Carangue désigne toute espèce de poisson de la famille des Carangidae du genre Caranx. La famille des carangues comporte ainsi une multitude d'espèces dont certaines sont toxiques et peuvent provoquer la ciguatera (intoxication résultant de la consommation de certains poissons des récifs ayant accumulé de la ciguatoxine dans leur chair). Ainsi, apprend-on, les carangues font partie des espèces les plus touchées par cette toxicité résultant directement de la chaîne alimentaire dans certaines régions particulières, notamment Tahiti.

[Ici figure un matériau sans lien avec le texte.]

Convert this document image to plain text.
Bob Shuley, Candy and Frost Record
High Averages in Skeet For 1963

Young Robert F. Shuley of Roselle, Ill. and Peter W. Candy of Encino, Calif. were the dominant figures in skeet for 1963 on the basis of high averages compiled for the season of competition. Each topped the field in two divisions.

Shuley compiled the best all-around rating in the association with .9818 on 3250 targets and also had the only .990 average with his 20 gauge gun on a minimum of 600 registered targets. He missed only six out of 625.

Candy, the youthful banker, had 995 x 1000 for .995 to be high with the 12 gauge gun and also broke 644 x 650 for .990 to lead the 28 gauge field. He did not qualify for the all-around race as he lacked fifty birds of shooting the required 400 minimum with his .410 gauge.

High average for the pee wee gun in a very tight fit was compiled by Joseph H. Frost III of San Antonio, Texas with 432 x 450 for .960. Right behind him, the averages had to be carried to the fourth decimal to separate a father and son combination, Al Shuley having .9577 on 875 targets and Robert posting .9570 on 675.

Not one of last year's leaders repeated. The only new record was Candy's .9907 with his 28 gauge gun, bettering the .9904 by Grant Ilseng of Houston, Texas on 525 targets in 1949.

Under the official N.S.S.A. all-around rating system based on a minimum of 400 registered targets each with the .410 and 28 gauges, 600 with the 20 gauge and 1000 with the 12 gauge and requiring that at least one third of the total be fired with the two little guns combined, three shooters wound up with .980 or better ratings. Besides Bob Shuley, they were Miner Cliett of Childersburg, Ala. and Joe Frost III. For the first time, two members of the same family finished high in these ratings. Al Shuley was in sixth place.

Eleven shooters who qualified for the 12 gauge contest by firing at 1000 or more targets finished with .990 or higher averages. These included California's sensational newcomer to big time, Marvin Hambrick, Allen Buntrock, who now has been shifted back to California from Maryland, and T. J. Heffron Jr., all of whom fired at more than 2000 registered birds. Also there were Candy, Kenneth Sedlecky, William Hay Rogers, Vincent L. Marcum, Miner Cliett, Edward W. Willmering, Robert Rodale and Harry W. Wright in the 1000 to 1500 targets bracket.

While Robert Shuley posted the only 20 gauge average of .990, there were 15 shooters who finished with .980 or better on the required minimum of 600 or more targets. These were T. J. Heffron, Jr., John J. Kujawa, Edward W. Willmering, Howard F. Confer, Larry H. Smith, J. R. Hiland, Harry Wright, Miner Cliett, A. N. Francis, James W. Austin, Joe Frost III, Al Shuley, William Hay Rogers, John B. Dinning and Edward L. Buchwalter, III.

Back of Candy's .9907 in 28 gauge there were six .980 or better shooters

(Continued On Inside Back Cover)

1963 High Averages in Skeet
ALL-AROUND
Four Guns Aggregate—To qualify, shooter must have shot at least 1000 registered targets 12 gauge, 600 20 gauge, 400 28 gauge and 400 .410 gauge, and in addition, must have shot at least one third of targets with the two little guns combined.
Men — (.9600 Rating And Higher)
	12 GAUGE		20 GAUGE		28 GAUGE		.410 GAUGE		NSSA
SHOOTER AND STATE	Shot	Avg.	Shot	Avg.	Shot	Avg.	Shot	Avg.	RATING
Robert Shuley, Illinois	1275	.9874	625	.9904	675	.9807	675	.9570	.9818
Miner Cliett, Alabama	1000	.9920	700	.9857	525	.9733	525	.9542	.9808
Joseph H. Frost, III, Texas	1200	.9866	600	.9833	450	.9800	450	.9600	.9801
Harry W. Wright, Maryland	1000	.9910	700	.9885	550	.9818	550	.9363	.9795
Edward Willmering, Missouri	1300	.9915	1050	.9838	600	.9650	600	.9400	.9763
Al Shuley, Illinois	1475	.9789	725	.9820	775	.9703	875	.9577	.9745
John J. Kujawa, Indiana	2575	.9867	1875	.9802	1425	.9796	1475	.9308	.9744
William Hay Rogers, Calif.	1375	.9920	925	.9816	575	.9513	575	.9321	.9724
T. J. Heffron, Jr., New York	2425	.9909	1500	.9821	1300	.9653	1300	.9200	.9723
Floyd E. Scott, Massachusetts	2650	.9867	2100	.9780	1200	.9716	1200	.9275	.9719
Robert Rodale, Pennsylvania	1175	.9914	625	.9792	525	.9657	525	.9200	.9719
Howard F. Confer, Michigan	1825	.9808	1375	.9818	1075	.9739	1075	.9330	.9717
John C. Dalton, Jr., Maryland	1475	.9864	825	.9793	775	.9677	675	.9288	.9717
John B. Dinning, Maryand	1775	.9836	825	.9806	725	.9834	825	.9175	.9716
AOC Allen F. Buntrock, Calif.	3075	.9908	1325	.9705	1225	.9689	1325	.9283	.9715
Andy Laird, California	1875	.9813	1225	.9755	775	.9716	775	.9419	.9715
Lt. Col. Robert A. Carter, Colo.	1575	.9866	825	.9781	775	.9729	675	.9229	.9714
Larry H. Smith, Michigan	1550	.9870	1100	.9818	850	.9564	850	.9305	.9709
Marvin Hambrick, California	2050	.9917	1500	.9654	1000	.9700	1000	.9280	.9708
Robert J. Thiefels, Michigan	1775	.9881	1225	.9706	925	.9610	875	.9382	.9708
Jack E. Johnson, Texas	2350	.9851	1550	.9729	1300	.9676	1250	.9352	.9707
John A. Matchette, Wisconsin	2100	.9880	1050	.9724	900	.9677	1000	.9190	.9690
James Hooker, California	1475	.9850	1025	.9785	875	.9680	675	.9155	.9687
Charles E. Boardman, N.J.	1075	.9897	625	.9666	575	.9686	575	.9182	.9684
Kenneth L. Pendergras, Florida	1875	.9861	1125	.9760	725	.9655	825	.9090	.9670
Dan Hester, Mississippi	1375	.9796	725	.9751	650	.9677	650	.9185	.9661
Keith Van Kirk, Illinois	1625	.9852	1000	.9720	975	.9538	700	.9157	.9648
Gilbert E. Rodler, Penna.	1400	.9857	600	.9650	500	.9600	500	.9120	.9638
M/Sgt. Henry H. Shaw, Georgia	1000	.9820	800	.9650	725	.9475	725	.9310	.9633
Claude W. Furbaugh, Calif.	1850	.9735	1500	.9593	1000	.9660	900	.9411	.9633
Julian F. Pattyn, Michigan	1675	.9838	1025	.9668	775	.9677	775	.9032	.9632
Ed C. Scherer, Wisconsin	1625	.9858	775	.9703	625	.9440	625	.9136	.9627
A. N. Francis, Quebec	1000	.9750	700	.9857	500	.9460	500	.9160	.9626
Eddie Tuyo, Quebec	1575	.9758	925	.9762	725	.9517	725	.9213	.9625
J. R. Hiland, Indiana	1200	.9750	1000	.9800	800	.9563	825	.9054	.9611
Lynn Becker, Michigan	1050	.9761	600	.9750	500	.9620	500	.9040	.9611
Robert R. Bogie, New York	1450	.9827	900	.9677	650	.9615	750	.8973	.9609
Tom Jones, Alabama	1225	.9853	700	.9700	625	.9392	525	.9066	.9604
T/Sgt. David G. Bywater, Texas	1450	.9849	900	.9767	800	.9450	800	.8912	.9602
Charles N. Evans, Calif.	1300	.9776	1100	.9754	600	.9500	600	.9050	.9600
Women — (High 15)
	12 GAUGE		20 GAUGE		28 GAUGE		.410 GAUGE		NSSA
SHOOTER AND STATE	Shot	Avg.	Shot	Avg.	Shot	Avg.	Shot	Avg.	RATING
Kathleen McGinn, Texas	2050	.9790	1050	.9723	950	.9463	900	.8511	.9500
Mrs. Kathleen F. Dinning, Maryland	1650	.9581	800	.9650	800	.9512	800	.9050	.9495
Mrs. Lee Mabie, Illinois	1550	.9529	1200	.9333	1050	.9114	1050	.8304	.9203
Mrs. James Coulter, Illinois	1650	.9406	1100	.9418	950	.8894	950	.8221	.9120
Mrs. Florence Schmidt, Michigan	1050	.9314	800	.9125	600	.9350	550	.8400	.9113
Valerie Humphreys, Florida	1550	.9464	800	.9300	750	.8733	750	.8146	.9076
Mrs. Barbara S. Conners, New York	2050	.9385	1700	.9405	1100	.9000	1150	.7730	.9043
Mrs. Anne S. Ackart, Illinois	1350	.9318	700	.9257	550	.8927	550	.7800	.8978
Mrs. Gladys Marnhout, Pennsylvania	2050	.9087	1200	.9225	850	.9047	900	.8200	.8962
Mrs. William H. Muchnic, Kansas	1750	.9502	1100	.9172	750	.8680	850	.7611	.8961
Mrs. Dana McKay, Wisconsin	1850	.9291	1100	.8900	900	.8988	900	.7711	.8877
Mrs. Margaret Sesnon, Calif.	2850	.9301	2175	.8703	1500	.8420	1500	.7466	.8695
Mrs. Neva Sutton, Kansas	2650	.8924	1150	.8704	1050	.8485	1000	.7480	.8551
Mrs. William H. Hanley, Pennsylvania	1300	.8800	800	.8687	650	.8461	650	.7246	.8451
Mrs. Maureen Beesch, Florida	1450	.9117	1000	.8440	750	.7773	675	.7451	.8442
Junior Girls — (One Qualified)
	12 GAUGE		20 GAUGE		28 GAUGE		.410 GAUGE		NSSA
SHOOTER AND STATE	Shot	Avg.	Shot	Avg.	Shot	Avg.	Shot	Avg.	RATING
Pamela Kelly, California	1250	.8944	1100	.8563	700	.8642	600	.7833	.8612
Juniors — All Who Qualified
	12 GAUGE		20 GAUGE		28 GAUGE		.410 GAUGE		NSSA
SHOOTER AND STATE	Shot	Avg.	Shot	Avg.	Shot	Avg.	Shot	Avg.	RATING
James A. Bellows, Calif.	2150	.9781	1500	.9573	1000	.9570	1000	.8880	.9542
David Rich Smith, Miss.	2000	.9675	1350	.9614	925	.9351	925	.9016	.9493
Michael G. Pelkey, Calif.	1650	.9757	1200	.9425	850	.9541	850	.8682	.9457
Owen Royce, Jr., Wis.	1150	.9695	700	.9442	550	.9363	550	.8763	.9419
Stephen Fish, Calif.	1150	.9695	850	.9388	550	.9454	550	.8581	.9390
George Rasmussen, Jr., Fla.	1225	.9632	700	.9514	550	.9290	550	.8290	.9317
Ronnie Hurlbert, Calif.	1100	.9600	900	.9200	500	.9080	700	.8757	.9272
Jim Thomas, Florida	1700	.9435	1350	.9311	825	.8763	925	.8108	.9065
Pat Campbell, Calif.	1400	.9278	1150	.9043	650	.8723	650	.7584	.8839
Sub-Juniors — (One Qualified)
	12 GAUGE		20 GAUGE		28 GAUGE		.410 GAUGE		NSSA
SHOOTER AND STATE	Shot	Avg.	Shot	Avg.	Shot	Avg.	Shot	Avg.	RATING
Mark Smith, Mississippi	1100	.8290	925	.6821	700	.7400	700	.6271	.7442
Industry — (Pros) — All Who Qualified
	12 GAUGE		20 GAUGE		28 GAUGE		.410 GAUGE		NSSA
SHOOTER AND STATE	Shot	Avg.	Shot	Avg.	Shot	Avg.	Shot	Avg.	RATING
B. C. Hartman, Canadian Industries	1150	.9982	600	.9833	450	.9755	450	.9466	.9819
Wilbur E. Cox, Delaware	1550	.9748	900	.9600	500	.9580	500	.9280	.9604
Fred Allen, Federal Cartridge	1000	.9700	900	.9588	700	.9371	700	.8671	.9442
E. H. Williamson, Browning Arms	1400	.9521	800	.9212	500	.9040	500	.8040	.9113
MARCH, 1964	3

Le responsable est une algue unicellulaire benthique. Cette microalgue est ingérée par les poissons herbivores. Par bioaccumulation le long de la chaîne alimentaire, les toxines initialement produites par la microalgue vont se concentrer dans les poissons pour atteindre dans les plus âgés des taux susceptibles d'intoxiquer les humains. Tous les grands poissons des récifs coralliens sont donc susceptibles d'être toxiques et, plus particulièrement, les poissons carnivores en bout de chaîne alimentaire (barracudas, loches, gueules rouges, anglais, carangues, murènes, requins, etc.).